Besides, different people have different understanding, different knowledge and experiences, different motivations, different ways of dealing with things, different worries, different emotions attached to different meanings... so we can help in different ways... help them to think.
We can think about situations in which we can have arguments with different type of people, such as family (parents, children- specially teenagers, brothers), work colleagues, friends, customers, etc.
On my experience, as important as the type of questions we ask, it is the attitude that we show when we ask. When our attitude is as if we know everything, or as if we are trying to lead them to our answers, then we are going wrong.
On the other side, if the other person is trying to manipulate us, to provoke us, to take advantage, etc., even if we can feel it, it is a very efficient way to approach this situation by asking open questions to clarify the situation, so that we consistently show that we need more information to try to see the best way to help. Very often when somebody is trying to use us, to take advantage of us, to provoke us, there could be some other reasons that we should try to explore to know the root of the situation, that could be something totally independent to us.
When talking to teenagers, it seems they can feel "interrogated" while we try to learn about the situation. It is a delicate situation in which we have to show that we are trying to help and the questions we ask, are trying to be at least uncomfortable as possible, showing that depending on which answer there could be different options to choose.
Usually we tend to question quickly things we don´t agree with. There is a risk when asking questions that it could seem we are just asking questions to get information about what we want. In the case that the other person is talking about something, asking questions could mean we are disturbing their own way of thinking, their own pace of linking thoughts, so it could be advisable not to just ask questions, but to have the patience to allow them to express themselves as they wish and be very attentive to what they are saying because they might show the keys to the answers we are trying to look for.

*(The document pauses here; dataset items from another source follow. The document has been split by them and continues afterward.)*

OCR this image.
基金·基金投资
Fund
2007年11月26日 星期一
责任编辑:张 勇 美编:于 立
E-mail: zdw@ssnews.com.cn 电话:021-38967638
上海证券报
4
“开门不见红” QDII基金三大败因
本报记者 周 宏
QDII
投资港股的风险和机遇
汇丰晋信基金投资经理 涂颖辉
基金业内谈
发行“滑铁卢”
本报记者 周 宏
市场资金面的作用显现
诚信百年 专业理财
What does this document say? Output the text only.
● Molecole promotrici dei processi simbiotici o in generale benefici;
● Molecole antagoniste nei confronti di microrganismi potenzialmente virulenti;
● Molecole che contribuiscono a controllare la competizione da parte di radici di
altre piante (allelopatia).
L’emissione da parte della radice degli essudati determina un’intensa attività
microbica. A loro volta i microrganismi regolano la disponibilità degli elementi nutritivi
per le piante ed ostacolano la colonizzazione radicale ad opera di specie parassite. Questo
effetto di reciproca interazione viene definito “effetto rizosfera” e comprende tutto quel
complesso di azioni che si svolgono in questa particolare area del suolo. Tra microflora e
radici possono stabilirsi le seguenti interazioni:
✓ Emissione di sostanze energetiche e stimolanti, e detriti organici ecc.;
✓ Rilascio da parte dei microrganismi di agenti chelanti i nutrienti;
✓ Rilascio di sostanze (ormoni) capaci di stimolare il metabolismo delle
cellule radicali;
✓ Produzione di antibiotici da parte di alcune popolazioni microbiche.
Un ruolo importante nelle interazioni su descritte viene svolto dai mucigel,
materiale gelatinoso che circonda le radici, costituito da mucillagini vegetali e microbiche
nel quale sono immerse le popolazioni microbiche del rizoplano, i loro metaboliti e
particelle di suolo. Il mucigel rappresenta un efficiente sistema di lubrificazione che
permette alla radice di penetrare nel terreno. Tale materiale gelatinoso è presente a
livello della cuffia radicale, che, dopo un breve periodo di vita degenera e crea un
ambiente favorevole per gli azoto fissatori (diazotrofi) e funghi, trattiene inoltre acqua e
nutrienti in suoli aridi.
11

We can feel when somebody is saying things that are not totally "right": overgeneralizing, all/nothing, jumping into conclusions, exaggerating, making the problems bigger or smaller to what they are, guessing the future, mind reading, discounting the positive, being too emotional, blaming others or themselves unfairly, labeling, etc. then we can think how to make questions in a non confrontational way, but showing that we are trying to understand. It can become like a game in which in a socratic way we show examples of instances that conflict with the general statements they make or better we ask for examples in which their thoughts conflict with reality.